Más de 30 años después de la caída de la URSS, la Revolución cubana gira hacia el libre mercado para escapar a la presión de Trump

Aprobó 176 medidas que eliminan la planificación central y reducen el rol del Estado. Pero nadie habla de una apertura política.

Más de 30 años después de la caída de la URSS, la Revolución cubana gira hacia el libre mercado para escapar a la presión de Trump
Foto: TN

La Revolución cubana, bajo el peso de una asfixiante presión de Donald Trump, inició un proceso de reformas económicas de sesgo capitalista que buscan emular el modelo Vietnam y aplacar una insostenible y creciente tensión social que puso a la isla al borde del colapso.

El plan demoró 30 años en gestarse. La duda es si el presidente estadounidense se dará por safisfecho con el nuevo rumbo económico sin una apertura política o sin un jugoso premio personal y una ganancia sustancial para los negocios de su país como sucedió en Venezuela.

Cuba no tiene otra opción que emprender reformas económicas y políticas inmediatas, sentenció en una reunión en la OEA celebrada esta semana el subsecretario de Estado estadounidense, Christopher Landau.

Pero nadie en La Habana habla de apertura política. Solo de enterrar los últimos vestigios de comunismo para adherir a lo que se conoce como una economía socialista de mercado como la de Vietnam o China.

El plan es muy importante, aunque le faltan partes.
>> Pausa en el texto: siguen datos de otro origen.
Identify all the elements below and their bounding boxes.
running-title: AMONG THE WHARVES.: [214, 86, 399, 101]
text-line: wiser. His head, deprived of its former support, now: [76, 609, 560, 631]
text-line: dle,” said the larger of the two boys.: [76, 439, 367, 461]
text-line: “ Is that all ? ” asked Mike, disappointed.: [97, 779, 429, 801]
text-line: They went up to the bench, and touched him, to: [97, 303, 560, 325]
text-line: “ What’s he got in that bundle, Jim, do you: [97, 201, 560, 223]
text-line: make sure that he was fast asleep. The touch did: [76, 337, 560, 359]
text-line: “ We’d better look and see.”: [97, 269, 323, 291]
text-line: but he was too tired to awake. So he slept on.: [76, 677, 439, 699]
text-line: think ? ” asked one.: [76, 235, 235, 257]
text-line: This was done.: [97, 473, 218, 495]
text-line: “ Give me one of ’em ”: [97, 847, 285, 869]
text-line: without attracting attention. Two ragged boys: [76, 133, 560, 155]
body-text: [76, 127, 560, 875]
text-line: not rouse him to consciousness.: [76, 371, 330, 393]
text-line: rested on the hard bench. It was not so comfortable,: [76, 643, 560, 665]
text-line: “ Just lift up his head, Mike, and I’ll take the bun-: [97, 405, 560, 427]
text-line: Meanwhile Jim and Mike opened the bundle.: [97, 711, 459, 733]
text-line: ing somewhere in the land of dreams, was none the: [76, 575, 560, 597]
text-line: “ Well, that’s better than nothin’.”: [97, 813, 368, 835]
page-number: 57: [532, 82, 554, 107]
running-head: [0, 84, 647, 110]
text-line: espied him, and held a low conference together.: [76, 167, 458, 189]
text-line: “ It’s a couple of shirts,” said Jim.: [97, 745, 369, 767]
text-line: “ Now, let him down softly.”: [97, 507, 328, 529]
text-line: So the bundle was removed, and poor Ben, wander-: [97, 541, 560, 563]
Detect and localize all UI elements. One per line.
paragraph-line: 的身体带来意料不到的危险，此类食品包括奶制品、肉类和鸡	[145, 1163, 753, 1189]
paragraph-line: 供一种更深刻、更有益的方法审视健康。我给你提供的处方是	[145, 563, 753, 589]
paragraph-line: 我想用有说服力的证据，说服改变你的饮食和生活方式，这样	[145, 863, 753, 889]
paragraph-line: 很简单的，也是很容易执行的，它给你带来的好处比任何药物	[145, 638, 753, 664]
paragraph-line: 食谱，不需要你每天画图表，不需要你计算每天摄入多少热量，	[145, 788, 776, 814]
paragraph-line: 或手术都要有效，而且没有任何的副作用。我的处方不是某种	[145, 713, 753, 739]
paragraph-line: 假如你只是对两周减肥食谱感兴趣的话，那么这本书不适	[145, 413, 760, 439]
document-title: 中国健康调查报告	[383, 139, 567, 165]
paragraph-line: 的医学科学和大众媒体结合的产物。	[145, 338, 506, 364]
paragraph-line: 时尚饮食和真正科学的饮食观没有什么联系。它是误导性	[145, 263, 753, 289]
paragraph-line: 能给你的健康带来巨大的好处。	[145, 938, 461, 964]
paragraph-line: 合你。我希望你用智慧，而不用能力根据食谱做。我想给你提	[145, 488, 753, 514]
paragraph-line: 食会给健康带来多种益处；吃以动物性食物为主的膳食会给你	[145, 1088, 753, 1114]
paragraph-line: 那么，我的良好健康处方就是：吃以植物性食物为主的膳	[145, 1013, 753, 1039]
Al menos que se hayan aprobado 176 medidas y que casi todas van hacia una desestatización, hacia una eliminación de la planificación central y que muchas hablan textualmente de que vamos hacia el mercado, a mí me parece importante", dijo a TN el economista Omar Everleny Pérez, exdirector del Centro de Estudios de la Economia Cubana.

Tres décadas después

Los primeros esbozos de reajustes liberales fueron puestos sobre la mesa del entonces presidente Fidel Castro a comienzos de los años 90, después de la desintegración de la antigua Unión Soviética. El viejo líder, fallecido en 2016, se refugió en lo que llamó resistencia y rechazó una apertura económica liberal. La isla se derrumbó.

Poco y nada cambió desde entonces. Las reformas, a cuentagotas y con fuertes trabas burocráticas e ideológicas, sufrieron idas y vueltas. Mientras Vietnam avanzaba a un sistema de apertura comercial y libre mercado con fuerte control político unipartidista, Cuba se aferró a su viejo modelo.
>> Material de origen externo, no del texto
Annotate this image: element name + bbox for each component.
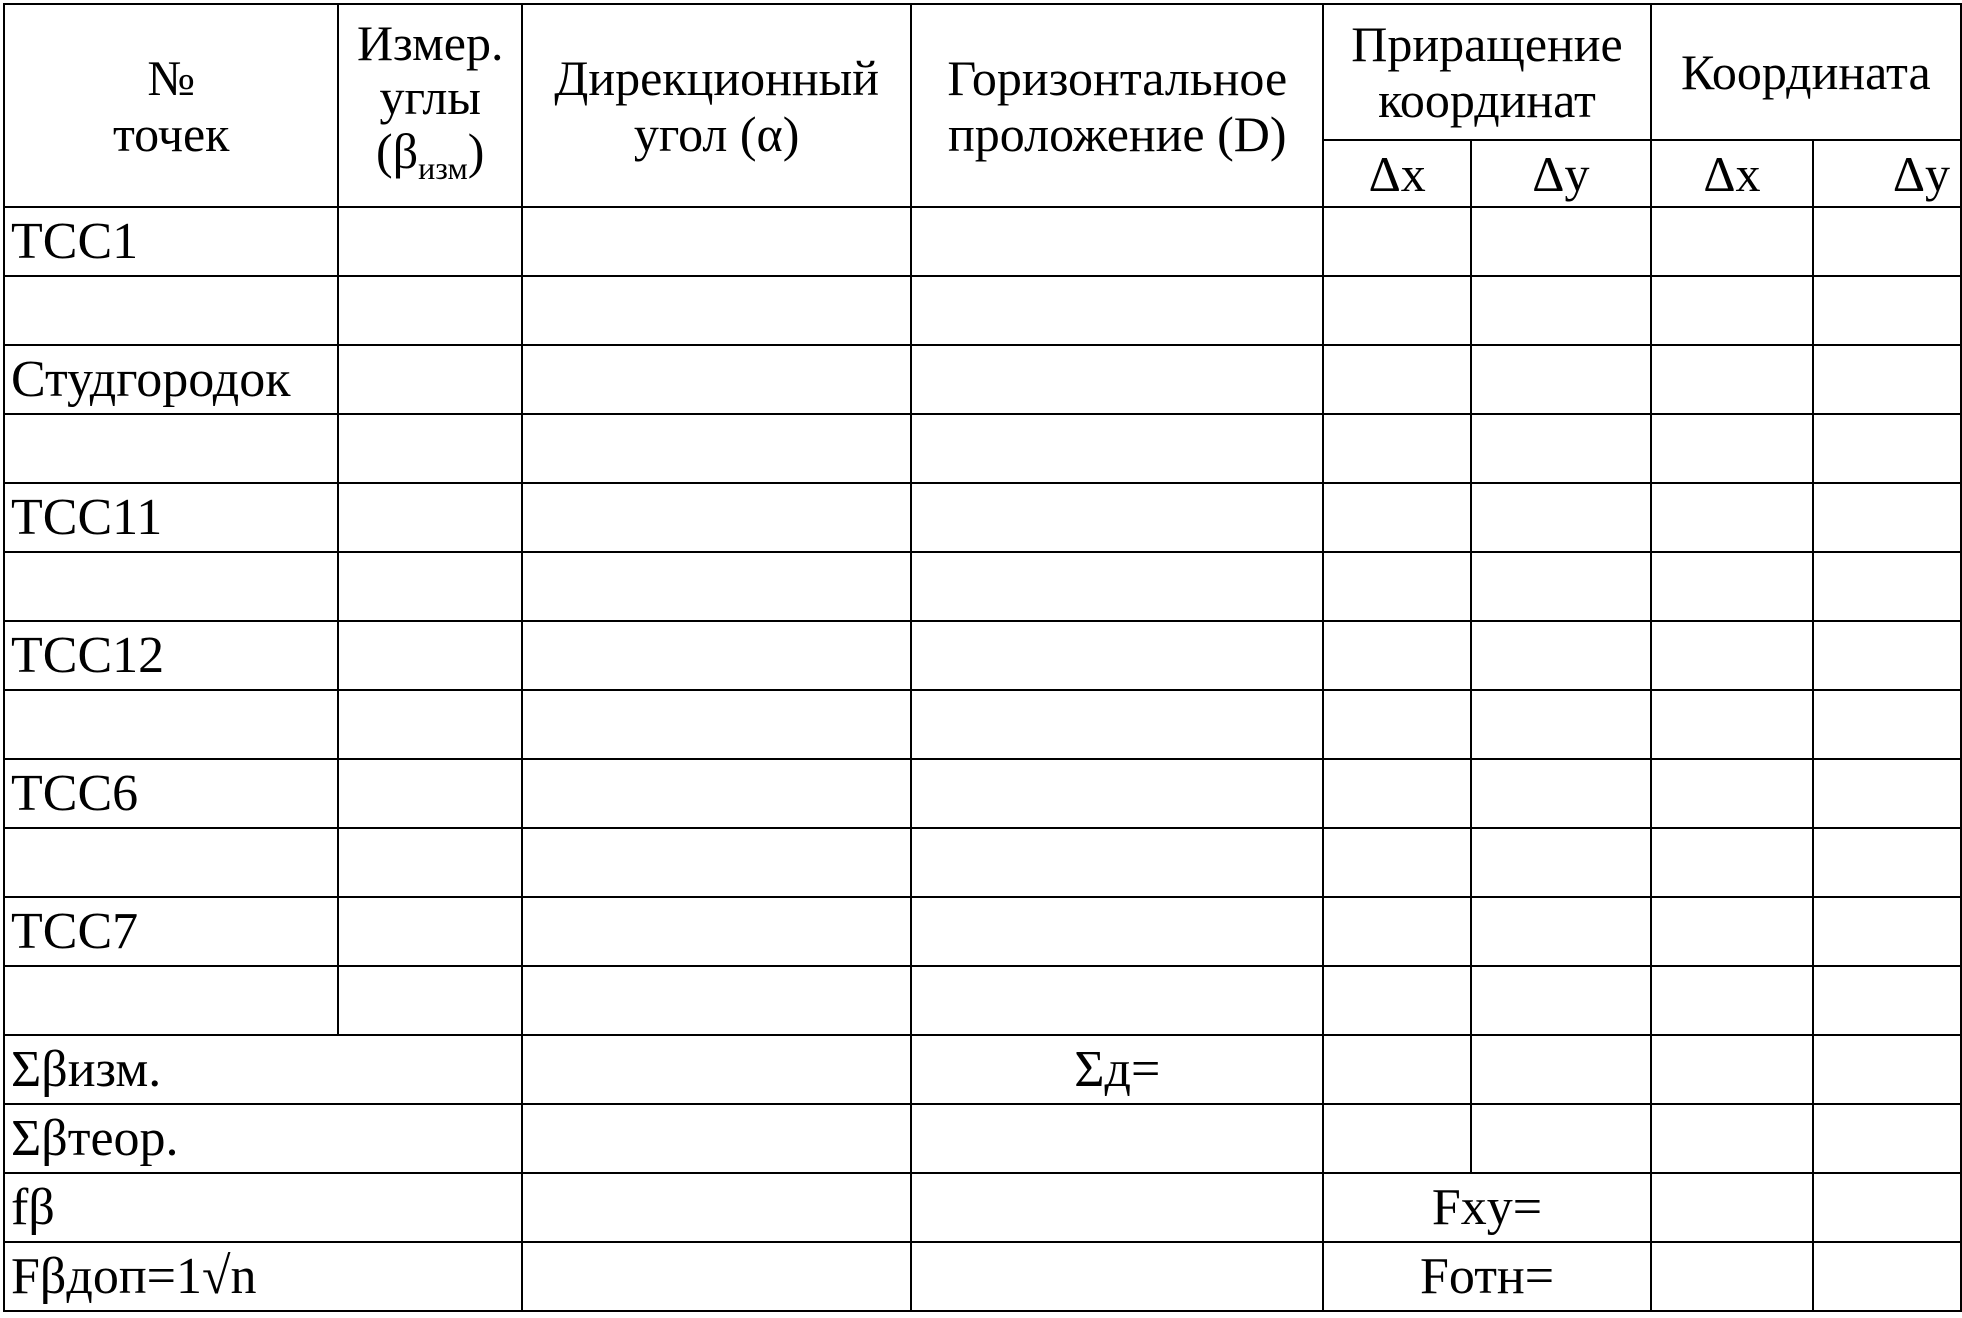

El resultado es conocido: una economía derruída por errores propios, corrupción y un embargo estadounidense vigente desde 1961 y que Trump agravó con un bloqueo petrolero total que dejó a la isla sin combustible, sin transporte, sin luz y con su industria y el turismo paralizados. Hoy Cuba está a un paso de un estallido social.

Varias medidas lucen inéditas y hasta sorprendentes si se tiene en cuenta el histórico rechazo de la nomenklatura cubana a cualquier reforma económica.

Entre otras, las medidas incluyen:

- La aprobación de la banca privada bajo supervisión del Banco Central.

- El establecimiento de instituciones financieras no bancarias o no financieras de capital privado (nacional o extranjero) para microcréditos.

- La eliminación de las restricciones a los pagos en divisas entre negocios con capital extranjero y sus proveedores nacionales.

- La apertura de cuentas en divisas por parte de personas jurídicas y naturales, sin autorización administrativa previa.

- La autorización a los cubanos residentes en el exterior a que inviertan directamente en la isla en igualdad de condiciones con el capital extranjero y las empresas estatales.

- La eliminación de las trabas burocráticas comerciales.

- La extensión del límite del otorgamiento de derechos de superficie hasta 99 años y de derechos de usufructo por más de 50 años para la inversión extranjera.

- El permiso de inversión extranjera en La Habana Vieja y otras zonas patrimoniales.

- La eliminación del uso obligatorio de entidades empleadoras para seleccionar y contratar al personal.

- La autorización de todas las solicitudes pendientes de emprendimientos privados.

- Permitir a las empresas privadas superar el límite actual de 100 trabajadores.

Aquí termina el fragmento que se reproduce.